Siklus Karbon


Siklus Karbon

Karbon merupakan unsur penyusun semua senyawa organik, dan salah satu zat yang sangat penting atau diperlukan makhluk hidup, selain oksigen, air dan nitrogen. Di alam karbon tersedia dalam bentuk gas dan dapat dimanfaatkan oleh tumbuhan melaui proses fotosintesis. Siklus karbon terjadi bersamaan dengan pergerakan energi, karbohidrat dihasilkan selama fotosintesis, dan CO2 dibebaskan bersama energi selama proses respirasi (Campbell et al., 2002:397). Sebagai hasil dari respirasi oksidatif akan dilepaskan ke atmosfir kemudian masuk ke dalam tubuh organisme lain (Raven, 1986: 1113). Tumbuhan mendapatkan karbon, dalam bentuk CO2, dari atmosfer melalui stomata daunnya dan menggabungkannya ke dalam bahan organik tersebut kemudian menjadi sumber karbon bagi konsumen. Respirasi oleh semua organisme mengembalikan CO2 ke atmosfer (Campbell et al., 2002:397).

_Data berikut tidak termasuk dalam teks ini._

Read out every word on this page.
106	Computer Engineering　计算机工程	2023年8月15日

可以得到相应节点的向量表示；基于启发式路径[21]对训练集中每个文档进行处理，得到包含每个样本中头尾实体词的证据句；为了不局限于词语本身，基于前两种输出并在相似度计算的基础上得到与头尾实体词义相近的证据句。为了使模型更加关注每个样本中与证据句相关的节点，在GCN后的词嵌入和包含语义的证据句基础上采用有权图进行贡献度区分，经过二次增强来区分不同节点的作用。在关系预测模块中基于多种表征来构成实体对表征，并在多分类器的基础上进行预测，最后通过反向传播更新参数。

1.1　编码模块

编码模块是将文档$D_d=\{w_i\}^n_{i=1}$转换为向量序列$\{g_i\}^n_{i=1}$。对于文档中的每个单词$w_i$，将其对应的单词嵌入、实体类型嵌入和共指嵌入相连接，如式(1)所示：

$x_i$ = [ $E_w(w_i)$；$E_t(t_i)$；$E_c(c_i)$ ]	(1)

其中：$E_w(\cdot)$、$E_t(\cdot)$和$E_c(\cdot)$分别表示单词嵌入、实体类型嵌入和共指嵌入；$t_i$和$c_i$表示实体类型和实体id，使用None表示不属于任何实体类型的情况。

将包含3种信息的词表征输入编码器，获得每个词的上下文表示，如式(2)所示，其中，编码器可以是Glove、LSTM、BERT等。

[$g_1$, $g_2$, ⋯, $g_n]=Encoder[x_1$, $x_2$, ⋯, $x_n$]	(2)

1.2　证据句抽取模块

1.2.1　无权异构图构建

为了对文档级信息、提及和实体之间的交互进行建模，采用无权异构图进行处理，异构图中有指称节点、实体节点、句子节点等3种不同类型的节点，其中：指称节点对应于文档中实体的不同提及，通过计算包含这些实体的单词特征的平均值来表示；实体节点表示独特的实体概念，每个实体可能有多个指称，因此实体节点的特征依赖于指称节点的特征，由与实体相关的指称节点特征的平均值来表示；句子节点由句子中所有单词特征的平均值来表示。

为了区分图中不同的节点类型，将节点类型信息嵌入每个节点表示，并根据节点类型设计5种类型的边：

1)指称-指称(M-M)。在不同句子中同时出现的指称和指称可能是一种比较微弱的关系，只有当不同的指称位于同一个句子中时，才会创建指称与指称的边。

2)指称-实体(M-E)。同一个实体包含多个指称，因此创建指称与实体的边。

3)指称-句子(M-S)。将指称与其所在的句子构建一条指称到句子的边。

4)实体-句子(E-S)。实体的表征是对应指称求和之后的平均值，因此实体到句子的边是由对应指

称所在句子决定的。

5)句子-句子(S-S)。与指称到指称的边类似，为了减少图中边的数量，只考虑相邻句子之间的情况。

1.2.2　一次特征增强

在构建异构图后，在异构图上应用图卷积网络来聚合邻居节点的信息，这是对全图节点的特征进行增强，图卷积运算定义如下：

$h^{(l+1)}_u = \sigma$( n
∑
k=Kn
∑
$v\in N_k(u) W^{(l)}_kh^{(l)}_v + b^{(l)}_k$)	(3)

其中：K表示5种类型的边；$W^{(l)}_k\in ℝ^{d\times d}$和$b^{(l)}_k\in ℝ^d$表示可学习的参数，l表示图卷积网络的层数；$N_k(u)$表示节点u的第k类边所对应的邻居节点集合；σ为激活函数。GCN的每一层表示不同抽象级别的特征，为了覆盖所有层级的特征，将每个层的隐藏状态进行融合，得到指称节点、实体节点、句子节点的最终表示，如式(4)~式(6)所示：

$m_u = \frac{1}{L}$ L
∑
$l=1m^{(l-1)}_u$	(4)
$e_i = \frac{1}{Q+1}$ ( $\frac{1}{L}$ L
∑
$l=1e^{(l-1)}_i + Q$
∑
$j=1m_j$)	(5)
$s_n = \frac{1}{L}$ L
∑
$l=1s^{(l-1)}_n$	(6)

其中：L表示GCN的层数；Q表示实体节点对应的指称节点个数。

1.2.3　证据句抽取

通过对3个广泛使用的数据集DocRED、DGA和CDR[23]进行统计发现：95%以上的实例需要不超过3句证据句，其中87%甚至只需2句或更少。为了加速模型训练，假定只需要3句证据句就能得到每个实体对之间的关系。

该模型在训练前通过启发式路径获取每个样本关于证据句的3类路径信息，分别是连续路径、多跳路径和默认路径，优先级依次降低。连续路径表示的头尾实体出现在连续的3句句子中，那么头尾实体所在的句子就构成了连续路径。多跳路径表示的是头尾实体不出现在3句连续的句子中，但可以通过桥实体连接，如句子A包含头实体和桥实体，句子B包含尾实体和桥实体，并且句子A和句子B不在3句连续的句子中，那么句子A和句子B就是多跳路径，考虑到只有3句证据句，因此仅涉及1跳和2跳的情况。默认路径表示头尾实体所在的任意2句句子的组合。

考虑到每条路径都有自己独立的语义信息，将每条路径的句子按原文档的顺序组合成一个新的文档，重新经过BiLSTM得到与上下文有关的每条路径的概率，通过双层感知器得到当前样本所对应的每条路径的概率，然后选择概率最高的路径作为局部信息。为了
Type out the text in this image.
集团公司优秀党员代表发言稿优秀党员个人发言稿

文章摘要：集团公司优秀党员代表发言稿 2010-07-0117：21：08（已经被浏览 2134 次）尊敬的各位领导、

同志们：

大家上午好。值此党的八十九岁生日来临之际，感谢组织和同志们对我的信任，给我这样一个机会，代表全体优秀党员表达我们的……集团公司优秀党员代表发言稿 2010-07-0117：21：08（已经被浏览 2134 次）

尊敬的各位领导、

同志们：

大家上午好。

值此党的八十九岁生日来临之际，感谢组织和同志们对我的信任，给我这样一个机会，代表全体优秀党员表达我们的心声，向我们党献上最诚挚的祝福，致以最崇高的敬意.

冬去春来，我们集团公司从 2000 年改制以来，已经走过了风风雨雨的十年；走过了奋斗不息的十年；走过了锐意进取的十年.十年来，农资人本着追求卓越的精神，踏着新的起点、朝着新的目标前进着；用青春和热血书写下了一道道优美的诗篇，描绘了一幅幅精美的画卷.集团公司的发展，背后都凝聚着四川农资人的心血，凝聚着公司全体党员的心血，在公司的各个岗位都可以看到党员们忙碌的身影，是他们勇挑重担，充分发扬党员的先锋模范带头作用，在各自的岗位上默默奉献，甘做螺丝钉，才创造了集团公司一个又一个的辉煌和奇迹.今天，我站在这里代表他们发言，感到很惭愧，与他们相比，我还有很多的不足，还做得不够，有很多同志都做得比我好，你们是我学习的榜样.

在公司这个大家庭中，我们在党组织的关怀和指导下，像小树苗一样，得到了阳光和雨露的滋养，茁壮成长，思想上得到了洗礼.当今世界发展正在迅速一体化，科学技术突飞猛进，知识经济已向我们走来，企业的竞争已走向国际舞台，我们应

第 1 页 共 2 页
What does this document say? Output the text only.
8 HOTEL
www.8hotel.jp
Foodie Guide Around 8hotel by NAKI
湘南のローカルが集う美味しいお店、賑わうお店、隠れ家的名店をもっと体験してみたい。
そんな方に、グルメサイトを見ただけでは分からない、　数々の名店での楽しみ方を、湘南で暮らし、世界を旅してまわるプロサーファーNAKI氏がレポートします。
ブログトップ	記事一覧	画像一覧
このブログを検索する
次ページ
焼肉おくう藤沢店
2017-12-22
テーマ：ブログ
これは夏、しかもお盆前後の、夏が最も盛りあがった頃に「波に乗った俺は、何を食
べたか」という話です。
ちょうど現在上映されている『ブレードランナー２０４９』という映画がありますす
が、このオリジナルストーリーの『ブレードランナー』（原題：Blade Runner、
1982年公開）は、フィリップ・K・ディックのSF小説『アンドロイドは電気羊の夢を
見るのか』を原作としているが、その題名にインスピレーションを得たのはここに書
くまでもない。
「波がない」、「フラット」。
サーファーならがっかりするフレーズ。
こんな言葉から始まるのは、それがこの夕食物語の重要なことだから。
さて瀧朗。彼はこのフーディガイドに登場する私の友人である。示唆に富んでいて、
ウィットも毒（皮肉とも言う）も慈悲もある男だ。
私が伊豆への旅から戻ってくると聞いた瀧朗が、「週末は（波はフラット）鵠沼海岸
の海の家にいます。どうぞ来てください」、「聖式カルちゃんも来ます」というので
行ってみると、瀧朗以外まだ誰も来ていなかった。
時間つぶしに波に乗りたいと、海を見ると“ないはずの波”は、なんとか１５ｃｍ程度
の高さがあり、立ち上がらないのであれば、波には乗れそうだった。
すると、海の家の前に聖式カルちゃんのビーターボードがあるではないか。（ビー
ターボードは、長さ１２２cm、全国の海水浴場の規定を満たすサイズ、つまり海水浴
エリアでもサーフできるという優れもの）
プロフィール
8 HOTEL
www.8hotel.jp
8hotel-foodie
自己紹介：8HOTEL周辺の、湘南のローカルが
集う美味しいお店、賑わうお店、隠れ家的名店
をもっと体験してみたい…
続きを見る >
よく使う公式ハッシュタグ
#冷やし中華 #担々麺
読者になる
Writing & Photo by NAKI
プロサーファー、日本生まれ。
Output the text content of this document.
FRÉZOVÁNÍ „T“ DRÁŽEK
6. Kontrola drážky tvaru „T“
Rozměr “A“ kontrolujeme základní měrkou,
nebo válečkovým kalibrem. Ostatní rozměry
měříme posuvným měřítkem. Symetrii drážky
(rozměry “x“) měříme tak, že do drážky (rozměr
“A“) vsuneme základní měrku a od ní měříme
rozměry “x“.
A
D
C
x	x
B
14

Menurut Campbell (2002:397), karbon adalah bahan penyusun dasar semua senyawa organik. Pergerakannya dalam suatu ekosistem berbarengan dengan pergerakan energi melebihi zat kimia lain, karbohidrat dihasilkan selama proses fotosintesis, dan CO2 dibebaskan bersama energi selama respirasi. Dalam siklus karbon, proses timbal balik fotosintesis dan respirasi seluler menyediakan suatu hubungan antara lingkungan atmosfer dan lingkungan terestial maupun aquatik.

Saksikan video berikut untuk memermudah pemahaman Anda:



Dalam ekosistem aquatik, pertukaran karbon CO2  di atmosfir terjadi secara tidak langsung namun hanya sebagian kecil karbon dioksida bebas di dalam air. Karbon dioksida dari udara terikat dalam air membentuk ion bikarbonat (HCO3-) yang digunakan sebagai sumber karbon bagi algae yang menghasilkan makanan baik untuk algae (autrotof) maupun untuk organisme heterotrof. Ketika organisme air melakukan respirasi, karbon dioksida yang dihasilkan akan membentuk ion bikarbonat sehingga jumlah ion bikarbonat di dalam air berada dalam keteimbangan dengan jumlah karbon dioksida di udara (Mader et al., 2008:715).

Siklus karbon dimulai dengan penambahan karbon dioksida di udara melalui proses fotosintesis oleh tumbuhan menjadi karbohidrat. Sebagian dari karbohidrat ini dipakai oleh tumbuhan tersebut untuk memperoleh energy dan karbohidrat dilepaskan melalui daun dan akar pada proses pernapasan (Resosoedarmo, 1989:18). 


Sumber:

Campbell, N.A., et al. 2006. Biology Concepts & Connections. California: The Benjamin/Commings Publishing Company

Fictor F. P. &Moekti A.(2009). Praktis belajar biologi 2 untuk SMA/MA kelas XI. Jakarta: Pusat Perbukuan Nasional 

Raven & Johnson. (1986). Biology. Fourth Edition. New York: WBC/McGraw-Hill Companies, Inc.

Mader, S. Sylvia. (1995). Biology: Evolusi, Kepelbagaian dan Persekitaran. Kualalumpur: Wm. C. Brown Publisher.